A recently online paper from Regenerative Medicine (May 2008, Vol. 3, No. 3, Pages 281-302) entitled The ACTCellerate initiative: large-scale combinatorial cloning of novel human embryonic stem cell derivatives might offer something toward both basic research and clinical medicine.
Michael D. West (BioTime, Inc, Alameda, CA) et al. used a shotgun-like, or random induction/selection, approach to isolate 140 cell clones (hEP as they named them)from human embryonic stem (ES)cells. These cells are not ES cells anymore. They are differentiated toward various different lineages but not terminally differentiated either. What are they? Not sure yet as of now because further characterization and comparison to all known cell types in our body is required.
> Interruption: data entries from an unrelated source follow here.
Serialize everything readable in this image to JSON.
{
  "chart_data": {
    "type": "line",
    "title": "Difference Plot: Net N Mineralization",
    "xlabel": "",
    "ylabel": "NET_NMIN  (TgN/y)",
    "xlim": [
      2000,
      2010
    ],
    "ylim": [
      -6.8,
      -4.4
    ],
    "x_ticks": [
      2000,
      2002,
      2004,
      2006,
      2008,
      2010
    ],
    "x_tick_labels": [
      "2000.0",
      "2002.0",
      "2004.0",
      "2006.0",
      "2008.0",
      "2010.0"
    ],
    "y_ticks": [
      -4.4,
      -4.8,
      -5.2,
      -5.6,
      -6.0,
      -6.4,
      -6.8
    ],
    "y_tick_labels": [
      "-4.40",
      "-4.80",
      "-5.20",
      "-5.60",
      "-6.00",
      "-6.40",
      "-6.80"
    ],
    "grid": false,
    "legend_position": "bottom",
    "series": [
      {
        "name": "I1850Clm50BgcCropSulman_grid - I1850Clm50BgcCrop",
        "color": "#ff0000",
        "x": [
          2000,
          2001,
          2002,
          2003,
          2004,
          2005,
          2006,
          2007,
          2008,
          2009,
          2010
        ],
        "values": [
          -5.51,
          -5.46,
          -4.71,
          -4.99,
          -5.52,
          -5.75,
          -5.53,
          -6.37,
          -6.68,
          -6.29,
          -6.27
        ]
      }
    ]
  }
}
Are they useful? Yes. 1) these cells are relibable sources because ES cells are extremely sensitive to all kinds of environment factors and too difficult to control in experiment. Therefore ES cells with the same name from different labs may actually be different things. These hEP clones, once properly characterized, could certainly provide a reliable source for research. 2) From these, further study may induce them into different cell types needed in medical research/practice. Currently, people can only induce ES cells into a limited number of final differentiated cells and they are not pure at all. These certainly limited the progress of research and regenerative medicine. They didn't say this --but I think it is very interesting and practical -- following the same shotgun approach, these hEP cells could be induced to further differentiate down the road to become more specified cell types (randomly). Certainly, some of them should be actual tissue cells and could be useful. These might actually bypass the difficult targeted induction approach.
Ethical problems? Of course. For example, what exactly are those hEP cells or the further differentiated cells as I proposed? New entity?? Questions like these certainly exist but the research should move on because humans will benefit eventually. A quote from a pioneer Sir John. Gurdon, "if something works well, ethical concerns will disappear."